Nessuno si aspettava certo un'inversione di tendenza di questi tempi, ma i dati di bankitalia fanno comunque impressione.
Nel 2011 la crisi economica ha ridotto la ricchezza netta delle famiglie italiane del 3,4% in termini reali. Il dato aggregato era pari a circa 8.619 miliardi di euro, corrispondenti a circa 140 mila euro pro capite e 350 mila euro in media per famiglia. Significa che siamo tornati sui livelli di fine anni Novanta. Rispetto al 2007, quando la ricchezza raggiunse il suo valore massimo in termini reali, la riduzione è pari al 5,8%. Se confrontiamo questi dati con quelli degli altri paesi emerge che le famiglie italiane ancora mantengono «un'elevata ricchezza netta» e risultano «relativamente poco indebitate», con un ammontare dei debiti pari al 71% del reddito disponibile (in Francia e in Germania è di circa il 100%, negli Stati Uniti e in Giappone del 125%, in Canada del 150% e nel Regno Unito del 165%).

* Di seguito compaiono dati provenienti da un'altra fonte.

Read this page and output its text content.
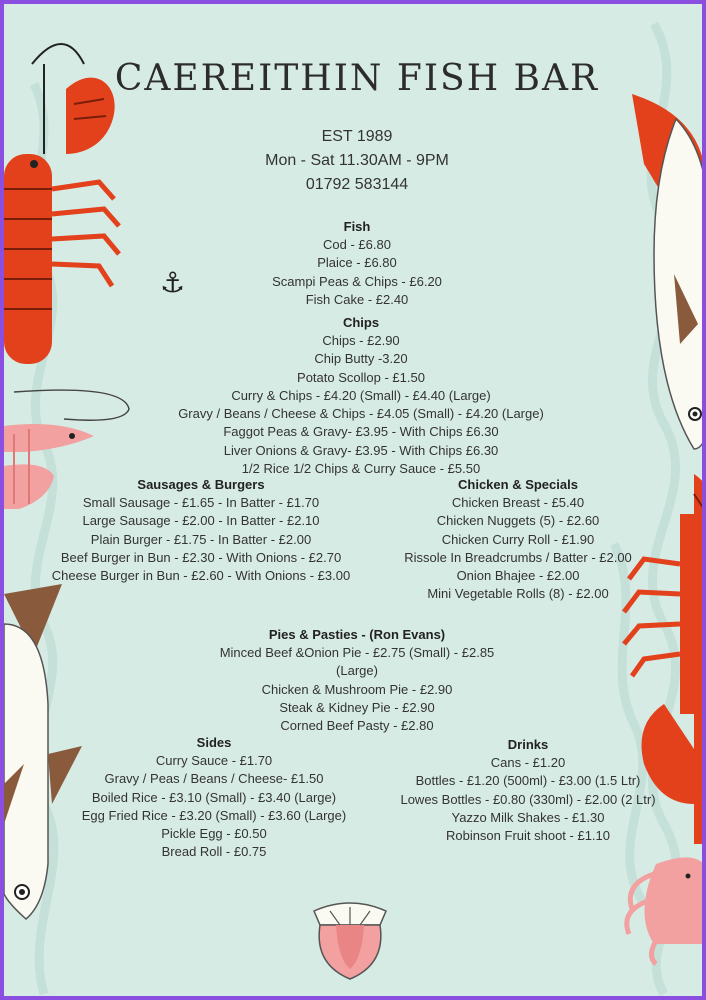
CAEREITHIN FISH BAR
EST 1989
Mon - Sat 11.30AM - 9PM
01792 583144
⚓
Fish
Cod - £6.80
Plaice - £6.80
Scampi Peas & Chips - £6.20
Fish Cake - £2.40
Chips
Chips - £2.90
Chip Butty -3.20
Potato Scollop - £1.50
Curry & Chips - £4.20 (Small) - £4.40 (Large)
Gravy / Beans / Cheese & Chips - £4.05 (Small) - £4.20 (Large)
Faggot Peas & Gravy- £3.95 - With Chips £6.30
Liver Onions & Gravy- £3.95 - With Chips £6.30
1/2 Rice 1/2 Chips & Curry Sauce - £5.50
Sausages & Burgers
Small Sausage - £1.65 - In Batter - £1.70
Large Sausage - £2.00 - In Batter - £2.10
Plain Burger - £1.75 - In Batter - £2.00
Beef Burger in Bun - £2.30 - With Onions - £2.70
Cheese Burger in Bun - £2.60 - With Onions - £3.00
Chicken & Specials
Chicken Breast - £5.40
Chicken Nuggets (5) - £2.60
Chicken Curry Roll - £1.90
Rissole In Breadcrumbs / Batter - £2.00
Onion Bhajee - £2.00
Mini Vegetable Rolls (8) - £2.00
Pies & Pasties - (Ron Evans)
Minced Beef &Onion Pie - £2.75 (Small) - £2.85
(Large)
Chicken & Mushroom Pie - £2.90
Steak & Kidney Pie - £2.90
Corned Beef Pasty - £2.80
Sides
Curry Sauce - £1.70
Gravy / Peas / Beans / Cheese- £1.50
Boiled Rice - £3.10 (Small) - £3.40 (Large)
Egg Fried Rice - £3.20 (Small) - £3.60 (Large)
Pickle Egg - £0.50
Bread Roll - £0.75
Drinks
Cans - £1.20
Bottles - £1.20 (500ml) - £3.00 (1.5 Ltr)
Lowes Bottles - £0.80 (330ml) - £2.00 (2 Ltr)
Yazzo Milk Shakes - £1.30
Robinson Fruit shoot - £1.10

Ma quello che più impressiona è senz'altro la distribuzione di tale ricchezza: «è caratterizzata da un elevato grado di concentrazione». Alla fine del 2010 la metà più povera delle famiglie italiane deteneva il 9,4% della ricchezza totale, mentre il 10% più ricco deteneva il 45,9% della ricchezza complessiva.
Paolo Ferrero: «I dati di Bankitalia sulla distribuzione della ricchezza ci parlano di un’Italia in cui aumenta il gap tra ricchi sempre più ricchi e poveri sempre più poveri. Un Paese in cui il 10% più ricco detiene oltre il 45% delle ricchezze è un Paese in cui semplicemente si cronicizzano le disuguaglianze e l’ingiustizia sociale. Questa situazione drammatica è frutto della recessione e delle misure di austerity, prese da Monti col sostegno di Pd, Pdl e centro, che ne stanno peggiorando gli effetti sulle fasce più deboli. È una vergogna, ci vuole assolutamente una tassa patrimoniale sulle grandi ricchezze».